Nurse Linda Jordan, 52, has appealed for women to beware following her date with a former prisoner who was in pursuit of money rather than love.
She was duped into lending the man £70 and she has not seen him, or the money, since.
She was shocked to later find his face in an online gallery of Brent’s most wanted men issued by police some years ago.
The mum-of-three has warned other women to beware.
“Don’t take people at face value,” she said.
“You realise afterwards that you’ve been made a mug of. I would warn people to be cautious of online dating and don’t hand strangers money.
“It didn’t even occur to me that it might be a risk.”
The man, who cannot be named for legal reasons, chatted her up online and quickly asked to meet face-to-face.
At first Ms Jordan thought he seemed “just like a normal person really” but her suspicions were aroused when he asked to borrow money.
“He told me his car was in the pound and he needed £70 and that was the last I saw of him,” she said. “He did try to get more money out of me the following day, which I point blank refused.
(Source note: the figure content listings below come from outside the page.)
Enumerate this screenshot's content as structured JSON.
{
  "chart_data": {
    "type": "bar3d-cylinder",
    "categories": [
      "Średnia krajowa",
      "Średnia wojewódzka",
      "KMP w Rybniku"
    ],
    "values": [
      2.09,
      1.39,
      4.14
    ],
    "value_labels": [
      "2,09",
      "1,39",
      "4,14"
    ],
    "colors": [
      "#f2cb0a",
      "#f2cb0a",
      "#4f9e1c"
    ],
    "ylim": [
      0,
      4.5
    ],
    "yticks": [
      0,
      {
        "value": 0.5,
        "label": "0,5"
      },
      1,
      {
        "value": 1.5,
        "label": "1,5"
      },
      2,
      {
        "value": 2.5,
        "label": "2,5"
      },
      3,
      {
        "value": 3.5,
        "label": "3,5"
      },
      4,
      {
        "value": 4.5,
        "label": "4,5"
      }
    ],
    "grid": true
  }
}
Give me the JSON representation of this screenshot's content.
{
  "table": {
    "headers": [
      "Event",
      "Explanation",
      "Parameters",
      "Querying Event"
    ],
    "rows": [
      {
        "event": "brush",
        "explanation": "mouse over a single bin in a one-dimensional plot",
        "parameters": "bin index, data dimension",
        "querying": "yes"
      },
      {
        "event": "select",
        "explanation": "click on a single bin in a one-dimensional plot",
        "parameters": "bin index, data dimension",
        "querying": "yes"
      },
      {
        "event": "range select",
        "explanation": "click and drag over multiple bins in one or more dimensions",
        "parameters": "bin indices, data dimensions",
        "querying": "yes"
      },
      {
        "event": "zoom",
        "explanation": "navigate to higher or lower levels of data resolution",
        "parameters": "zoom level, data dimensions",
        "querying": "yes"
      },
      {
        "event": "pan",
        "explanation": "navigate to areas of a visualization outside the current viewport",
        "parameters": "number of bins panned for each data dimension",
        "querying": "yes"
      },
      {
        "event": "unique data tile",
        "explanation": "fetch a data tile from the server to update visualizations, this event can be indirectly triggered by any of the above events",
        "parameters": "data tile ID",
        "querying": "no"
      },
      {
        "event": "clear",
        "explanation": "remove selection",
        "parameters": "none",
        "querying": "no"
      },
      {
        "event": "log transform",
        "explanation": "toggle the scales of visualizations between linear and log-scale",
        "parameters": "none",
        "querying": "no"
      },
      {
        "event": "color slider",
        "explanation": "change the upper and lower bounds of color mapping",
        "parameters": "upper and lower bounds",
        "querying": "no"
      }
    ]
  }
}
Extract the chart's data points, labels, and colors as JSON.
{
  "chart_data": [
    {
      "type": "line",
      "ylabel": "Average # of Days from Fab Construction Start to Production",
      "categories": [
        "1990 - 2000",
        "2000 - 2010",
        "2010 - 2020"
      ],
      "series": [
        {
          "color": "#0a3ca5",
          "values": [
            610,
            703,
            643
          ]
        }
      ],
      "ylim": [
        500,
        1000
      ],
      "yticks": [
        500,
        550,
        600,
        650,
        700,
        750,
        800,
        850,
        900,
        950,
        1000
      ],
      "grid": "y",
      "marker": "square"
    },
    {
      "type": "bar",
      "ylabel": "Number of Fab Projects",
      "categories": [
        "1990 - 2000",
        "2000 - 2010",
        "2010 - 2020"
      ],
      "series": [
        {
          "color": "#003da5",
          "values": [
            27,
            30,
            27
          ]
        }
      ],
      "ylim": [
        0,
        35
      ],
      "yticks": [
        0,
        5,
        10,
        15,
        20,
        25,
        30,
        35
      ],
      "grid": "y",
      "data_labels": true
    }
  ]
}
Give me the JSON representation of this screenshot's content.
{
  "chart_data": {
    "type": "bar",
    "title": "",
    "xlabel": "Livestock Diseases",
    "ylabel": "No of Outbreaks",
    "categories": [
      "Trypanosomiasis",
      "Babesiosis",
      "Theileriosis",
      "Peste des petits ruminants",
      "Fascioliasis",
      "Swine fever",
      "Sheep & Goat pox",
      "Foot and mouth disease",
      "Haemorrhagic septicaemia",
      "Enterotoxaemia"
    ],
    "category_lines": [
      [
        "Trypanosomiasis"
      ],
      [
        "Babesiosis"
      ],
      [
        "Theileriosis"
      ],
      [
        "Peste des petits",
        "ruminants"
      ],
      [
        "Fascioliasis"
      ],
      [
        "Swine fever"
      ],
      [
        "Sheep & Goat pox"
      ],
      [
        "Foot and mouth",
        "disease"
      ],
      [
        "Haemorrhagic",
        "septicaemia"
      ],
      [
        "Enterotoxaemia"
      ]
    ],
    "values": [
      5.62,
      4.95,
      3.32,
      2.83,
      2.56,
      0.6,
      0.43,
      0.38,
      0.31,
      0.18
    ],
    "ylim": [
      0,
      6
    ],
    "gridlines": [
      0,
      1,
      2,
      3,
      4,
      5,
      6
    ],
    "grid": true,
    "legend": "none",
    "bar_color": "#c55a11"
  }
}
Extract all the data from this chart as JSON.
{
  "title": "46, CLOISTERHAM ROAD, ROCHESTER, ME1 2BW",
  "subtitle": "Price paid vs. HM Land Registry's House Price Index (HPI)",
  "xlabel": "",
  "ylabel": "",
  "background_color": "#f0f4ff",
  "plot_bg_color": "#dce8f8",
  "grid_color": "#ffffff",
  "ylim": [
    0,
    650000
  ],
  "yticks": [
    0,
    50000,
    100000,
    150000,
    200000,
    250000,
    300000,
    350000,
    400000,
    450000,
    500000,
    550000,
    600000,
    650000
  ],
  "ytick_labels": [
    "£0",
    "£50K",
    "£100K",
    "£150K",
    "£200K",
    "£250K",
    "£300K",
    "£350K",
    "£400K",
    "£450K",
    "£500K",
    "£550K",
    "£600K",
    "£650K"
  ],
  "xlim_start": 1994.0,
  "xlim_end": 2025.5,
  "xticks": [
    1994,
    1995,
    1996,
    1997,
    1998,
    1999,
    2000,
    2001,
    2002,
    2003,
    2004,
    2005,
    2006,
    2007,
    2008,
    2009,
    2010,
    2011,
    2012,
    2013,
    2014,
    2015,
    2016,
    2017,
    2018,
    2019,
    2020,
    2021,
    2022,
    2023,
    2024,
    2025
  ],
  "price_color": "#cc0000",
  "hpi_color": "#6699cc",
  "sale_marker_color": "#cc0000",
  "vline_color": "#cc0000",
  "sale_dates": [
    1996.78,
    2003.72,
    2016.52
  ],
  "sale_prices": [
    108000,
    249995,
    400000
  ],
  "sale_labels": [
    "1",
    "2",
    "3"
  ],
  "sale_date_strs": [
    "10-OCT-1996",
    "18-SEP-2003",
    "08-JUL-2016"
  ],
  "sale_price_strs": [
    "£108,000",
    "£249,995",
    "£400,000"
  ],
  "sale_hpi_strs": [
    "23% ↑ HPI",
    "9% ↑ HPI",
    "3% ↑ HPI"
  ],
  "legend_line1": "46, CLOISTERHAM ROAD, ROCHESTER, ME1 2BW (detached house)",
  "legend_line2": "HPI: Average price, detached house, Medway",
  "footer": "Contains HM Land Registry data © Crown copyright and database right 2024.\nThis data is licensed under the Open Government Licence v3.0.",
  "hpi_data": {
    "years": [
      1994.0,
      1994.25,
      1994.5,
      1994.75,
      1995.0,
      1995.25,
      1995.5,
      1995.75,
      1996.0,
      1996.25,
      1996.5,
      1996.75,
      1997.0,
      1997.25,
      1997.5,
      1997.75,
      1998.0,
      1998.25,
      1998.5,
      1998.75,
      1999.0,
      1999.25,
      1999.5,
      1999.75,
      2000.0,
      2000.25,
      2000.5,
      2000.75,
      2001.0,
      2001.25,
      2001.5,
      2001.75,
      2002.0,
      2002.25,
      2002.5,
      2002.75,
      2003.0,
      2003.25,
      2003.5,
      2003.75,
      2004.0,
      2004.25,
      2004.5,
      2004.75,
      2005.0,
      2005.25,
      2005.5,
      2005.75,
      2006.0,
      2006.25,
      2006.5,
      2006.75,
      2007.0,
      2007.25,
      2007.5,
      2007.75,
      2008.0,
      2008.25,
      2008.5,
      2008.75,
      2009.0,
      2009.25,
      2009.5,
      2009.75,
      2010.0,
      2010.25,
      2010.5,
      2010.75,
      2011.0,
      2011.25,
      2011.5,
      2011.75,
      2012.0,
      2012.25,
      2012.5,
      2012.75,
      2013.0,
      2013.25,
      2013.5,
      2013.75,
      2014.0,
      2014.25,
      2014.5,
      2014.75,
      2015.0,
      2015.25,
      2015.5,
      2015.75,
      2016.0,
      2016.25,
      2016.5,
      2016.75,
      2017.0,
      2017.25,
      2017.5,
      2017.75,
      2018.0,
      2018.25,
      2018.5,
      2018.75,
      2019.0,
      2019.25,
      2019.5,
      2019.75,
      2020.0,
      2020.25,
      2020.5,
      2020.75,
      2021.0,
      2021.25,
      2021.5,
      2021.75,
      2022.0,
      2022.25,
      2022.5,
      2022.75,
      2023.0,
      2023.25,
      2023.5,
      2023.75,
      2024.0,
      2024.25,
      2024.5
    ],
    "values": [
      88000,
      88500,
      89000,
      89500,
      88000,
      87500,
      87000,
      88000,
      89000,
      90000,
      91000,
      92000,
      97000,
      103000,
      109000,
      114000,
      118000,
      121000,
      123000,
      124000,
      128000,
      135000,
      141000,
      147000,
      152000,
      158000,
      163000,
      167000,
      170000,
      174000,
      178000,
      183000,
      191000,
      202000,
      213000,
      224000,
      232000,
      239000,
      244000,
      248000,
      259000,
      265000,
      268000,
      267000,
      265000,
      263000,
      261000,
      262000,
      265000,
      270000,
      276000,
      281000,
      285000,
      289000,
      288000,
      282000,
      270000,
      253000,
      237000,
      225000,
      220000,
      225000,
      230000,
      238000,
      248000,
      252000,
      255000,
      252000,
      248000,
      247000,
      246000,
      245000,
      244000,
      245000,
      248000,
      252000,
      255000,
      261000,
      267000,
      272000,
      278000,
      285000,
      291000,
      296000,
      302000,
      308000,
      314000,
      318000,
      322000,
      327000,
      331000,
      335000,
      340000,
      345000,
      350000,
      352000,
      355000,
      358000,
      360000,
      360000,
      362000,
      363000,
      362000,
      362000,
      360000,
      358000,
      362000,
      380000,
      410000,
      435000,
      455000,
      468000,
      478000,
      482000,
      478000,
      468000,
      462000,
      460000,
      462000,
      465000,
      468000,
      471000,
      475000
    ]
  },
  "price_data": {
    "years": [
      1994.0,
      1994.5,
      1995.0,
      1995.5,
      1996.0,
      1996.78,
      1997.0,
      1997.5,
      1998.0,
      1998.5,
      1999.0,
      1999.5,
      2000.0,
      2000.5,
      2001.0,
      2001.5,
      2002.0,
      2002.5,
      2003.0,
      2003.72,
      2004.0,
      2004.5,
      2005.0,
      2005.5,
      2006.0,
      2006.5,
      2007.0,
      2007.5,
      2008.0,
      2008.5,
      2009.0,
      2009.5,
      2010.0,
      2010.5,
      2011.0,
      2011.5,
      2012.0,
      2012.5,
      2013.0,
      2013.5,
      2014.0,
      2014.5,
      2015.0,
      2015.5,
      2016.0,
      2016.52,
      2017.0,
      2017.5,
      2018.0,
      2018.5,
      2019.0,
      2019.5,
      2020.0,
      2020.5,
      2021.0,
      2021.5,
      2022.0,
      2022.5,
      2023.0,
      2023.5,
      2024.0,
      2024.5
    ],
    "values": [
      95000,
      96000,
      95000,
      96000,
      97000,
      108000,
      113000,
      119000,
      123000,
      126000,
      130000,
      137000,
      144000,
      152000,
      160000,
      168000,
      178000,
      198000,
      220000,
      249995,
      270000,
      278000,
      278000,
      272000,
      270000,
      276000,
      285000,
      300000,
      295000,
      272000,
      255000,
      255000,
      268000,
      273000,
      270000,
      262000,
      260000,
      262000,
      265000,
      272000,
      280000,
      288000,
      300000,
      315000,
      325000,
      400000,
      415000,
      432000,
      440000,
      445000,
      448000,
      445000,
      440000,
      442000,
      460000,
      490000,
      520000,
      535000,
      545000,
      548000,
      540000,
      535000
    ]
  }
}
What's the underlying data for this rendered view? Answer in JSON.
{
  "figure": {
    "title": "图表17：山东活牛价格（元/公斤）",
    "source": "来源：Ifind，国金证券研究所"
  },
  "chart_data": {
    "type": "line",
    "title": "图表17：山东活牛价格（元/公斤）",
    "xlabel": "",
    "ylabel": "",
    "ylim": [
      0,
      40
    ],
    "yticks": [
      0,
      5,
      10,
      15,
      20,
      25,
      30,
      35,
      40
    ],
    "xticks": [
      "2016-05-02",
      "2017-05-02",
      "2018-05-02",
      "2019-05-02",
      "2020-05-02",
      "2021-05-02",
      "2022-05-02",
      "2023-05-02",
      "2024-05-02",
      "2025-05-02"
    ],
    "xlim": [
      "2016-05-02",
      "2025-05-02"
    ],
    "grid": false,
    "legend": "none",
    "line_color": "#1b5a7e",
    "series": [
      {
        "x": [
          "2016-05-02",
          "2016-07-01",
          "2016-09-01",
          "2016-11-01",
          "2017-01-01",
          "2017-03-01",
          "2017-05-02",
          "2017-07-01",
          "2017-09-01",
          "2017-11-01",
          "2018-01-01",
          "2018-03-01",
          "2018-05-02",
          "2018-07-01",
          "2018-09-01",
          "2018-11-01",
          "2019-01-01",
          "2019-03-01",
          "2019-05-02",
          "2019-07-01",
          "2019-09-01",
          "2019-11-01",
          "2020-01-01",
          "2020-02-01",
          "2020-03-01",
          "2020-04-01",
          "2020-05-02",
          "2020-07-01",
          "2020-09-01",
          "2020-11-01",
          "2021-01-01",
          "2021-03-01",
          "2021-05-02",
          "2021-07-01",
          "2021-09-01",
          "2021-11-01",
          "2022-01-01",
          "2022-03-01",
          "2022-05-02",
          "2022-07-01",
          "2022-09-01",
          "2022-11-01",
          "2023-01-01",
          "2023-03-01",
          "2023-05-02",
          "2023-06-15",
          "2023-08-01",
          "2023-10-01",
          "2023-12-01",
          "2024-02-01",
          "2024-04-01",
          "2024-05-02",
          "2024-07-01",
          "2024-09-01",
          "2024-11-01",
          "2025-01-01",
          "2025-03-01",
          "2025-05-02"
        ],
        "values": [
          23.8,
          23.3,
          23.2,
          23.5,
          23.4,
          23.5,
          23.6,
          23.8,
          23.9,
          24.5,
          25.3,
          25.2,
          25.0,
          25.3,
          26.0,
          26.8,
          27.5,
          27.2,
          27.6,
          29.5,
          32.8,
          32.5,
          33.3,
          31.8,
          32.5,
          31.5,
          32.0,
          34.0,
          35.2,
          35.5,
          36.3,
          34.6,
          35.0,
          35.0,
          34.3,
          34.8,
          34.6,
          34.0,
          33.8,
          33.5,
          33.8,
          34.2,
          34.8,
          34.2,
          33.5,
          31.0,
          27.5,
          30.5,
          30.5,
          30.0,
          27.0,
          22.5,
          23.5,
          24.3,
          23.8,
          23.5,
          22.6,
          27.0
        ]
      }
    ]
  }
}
I realised he was a scammer.
“He was very insistent, he gave all these excuses and he was very clever.”
Our investigation has shown the man went to prison following the police appeal, which was in relation to a robbery, and has since been released.
A Metropolitan Police spokeswoman said: “He is not wanted for this offence now.”
Our reporter attempted to track down the man and confront him about why he has not repaid the £70. He has not returned calls from the Times.
Ms Jordan, who lives in Hertfordshire, said he was very convincing.
“He came across just as a normal person really,” she said. “I take people at face value and I just wanted to meet someone nice.”
OkCupid did not respond to the Times’ request for comment.
EMERGING THREAT OF ‘ROMANCE FRAUDSTERS’
Figures reveal online dating fraud in the UK is on the rise with a 33 per cent increase in cases in 2014 compared to the previous year.
Statistics from the National Fraud Intelligence Bureau show “romance fraudsters” cost the UK public £34million in 2014 compared to £24.5million in 2013.
There was also a significant rise in reported fraud cases from April to May 2014, suggesting people may be more susceptible to romance scams in the wake of Valentine’s Day.
The National Crime Agency (NCA) has reported a six-fold increase in rape claims linked to first dates organised through online dating apps.
A report in February this year showed police forces logged 184 rape allegations in the UK in 2014 – up from 33 in 2009.
“Reports indicate that these offences took place during the first face-to-face meeting between the victim and the offender and they initially met online,” it said.
“This emerging threat appears to be a result of the increasing popularity of online dating.”
One in three relationships now start online and seven million users across the UK are registered with online dating sites, according to market research group Mintel.
TOP TIPS FOR SAFE INTERNET DATING
Get Safe Online says:
Never disclose private information on online dating sites.
Be anonymous, choose a username that doesn’t let everyone know who you are.
Be very careful about how and when you meet people in person. Meet in public and stay in public.
Money requests are a red light. Never send or transfer money to people you meet online, however unfortunate their story.
Get to know people, take your time and trust your instincts.
Check if the dating site you use is a member of the Online Dating Association.